The trouble with psychoanalysis is that it is a relationship between two persons that mostly happens subconsciously, though the intent of one is rather more deliberately conscious, presumably trained to perceive the second person as that person is actually organizing the self and interacting with the world, and then to supply ideas and information that the second person’s brain has not taken into account.  Regardless of how conscious and rational the interactions are meant to be, what actually happens is UNconscious and, until now, could only be seen in terms of observation of behavior, whether the small reactions expressed in faces and movement or a major shift in interacting with the world.


On a culture-wide scale, the provision of a lot of new information can cause major shifts in many people.  This might be called politics, religion, or ethics, which is a kind of blending of both.  The sudden onslaught of information like that revealed by hackers is shocking.  People demand, "We went to war over THAT?"  The steady strengthening of new scientific thought about how bodies work, what the cosmos “really” is, and the more nearly empathic knowledge of planetary human suffering due to displacement, drought, and corruption is tipping us out of rigid opinions.  Computers don’t have opinions, nor do they empathically value humans or the earth itself or they would be jumping up and down on our desks, screaming in our pockets.

Computers don’t have “denial” of evidence that is factual, but humans do.  Part of having a brain is considering something terribly threatening to be an illusion, or engaging in threatening behavior on behalf of the body they occupy.  I’ve always cherished a tale told by Doug Peacock.  A big grizzly male had locked onto him and was stalking him in the high country of Glacier National Park.  Doug made it a point to know where that bear was at all times and to make sure he had an escape or avoidance route in his head.  On this occasion, near-night, his brain map didn’t match the territory and the bear confronted him on a high and windy ridge where there was no easy retreat.  The bear stopped, sizing up how much of an advantage he had.
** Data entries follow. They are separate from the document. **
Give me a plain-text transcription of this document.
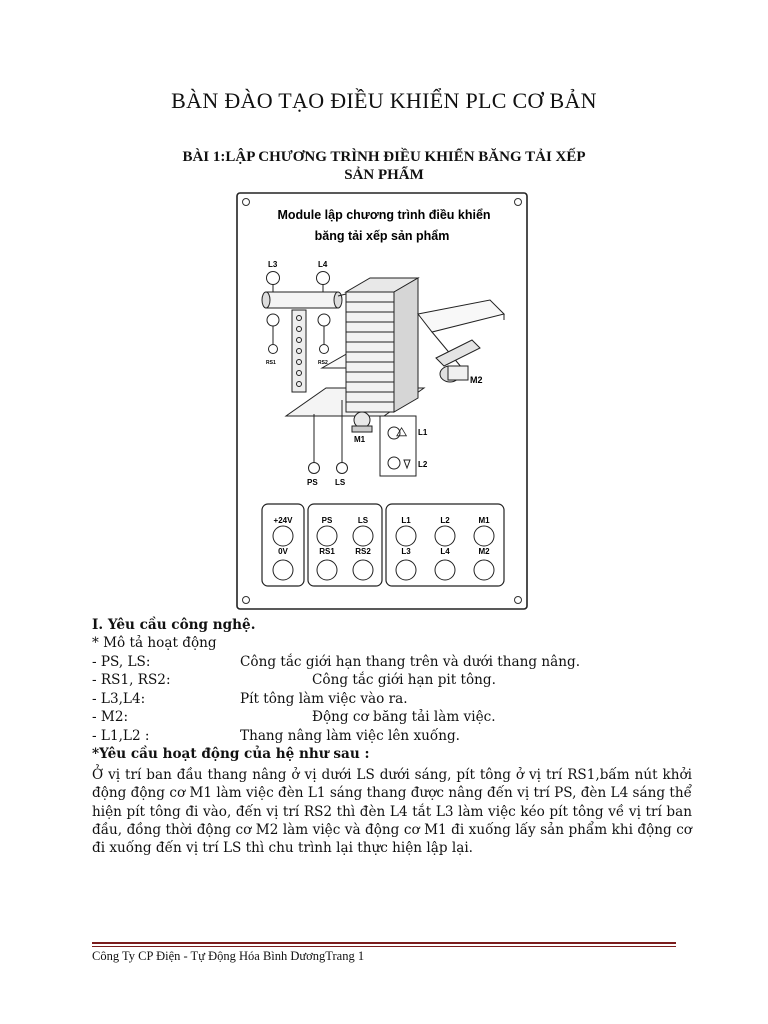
BÀN ĐÀO TẠO ĐIỀU KHIỂN PLC CƠ BẢN
BÀI 1:LẬP CHƯƠNG TRÌNH ĐIỀU KHIỂN BĂNG TẢI XẾP
SẢN PHẨM
Module lập chương trình điều khiển
băng tải xếp sản phẩm
L3	L4
RS1	RS2
M2
M1
L1
L2
PS LS
+24V
0V
PS	LS
RS1	RS2
L1	L2	M1
L3	L4	M2
I. Yêu cầu công nghệ.
* Mô tả hoạt động
- PS, LS:	Công tắc giới hạn thang trên và dưới thang nâng.
- RS1, RS2:	Công tắc giới hạn pit tông.
- L3,L4:	Pít tông làm việc vào ra.
- M2:	Động cơ băng tải làm việc.
- L1,L2 :	Thang nâng làm việc lên xuống.
*Yêu cầu hoạt động của hệ như sau :
Ở vị trí ban đầu thang nâng ở vị dưới LS dưới sáng, pít tông ở vị trí RS1,bấm nút khởi động động cơ M1 làm việc đèn L1 sáng thang được nâng đến vị trí PS, đèn L4 sáng thể hiện pít tông đi vào, đến vị trí RS2 thì đèn L4 tắt L3 làm việc kéo pít tông về vị trí ban đầu, đồng thời động cơ M2 làm việc và động cơ M1 đi xuống lấy sản phẩm khi động cơ đi xuống đến vị trí LS thì chu trình lại thực hiện lập lại.
Công Ty CP Điện - Tự Động Hóa Bình DươngTrang 1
Bear brains are not unlike human brains.  The intent of both is survival and one rule is to avoid the big and the unreadable.  Doug reached into his backpack and pulled out two big plastic garbage sacks.  Putting one on each arm, he held his arms high so that the wind inflated them, making him into a giant flapping monster, impressive enough for even a squinty bear to disbelieve his own nose that told him this was the man he’d been stalking.  The bear had a perfectly good brain.  But no experience with trash bags used that way.  He left.

If you can’t make up your own version of the usefulness of this little parable in terms of religion and politics, or even in terms of something like addiction, then you’re denying your own brain or operating on an assumption that is mistaken.  Learn the difference between a bear and a trash bag.  Only Doug’s physical empathy for bear emotion let him know how to intimidate a fellow thinking, feeling mammal.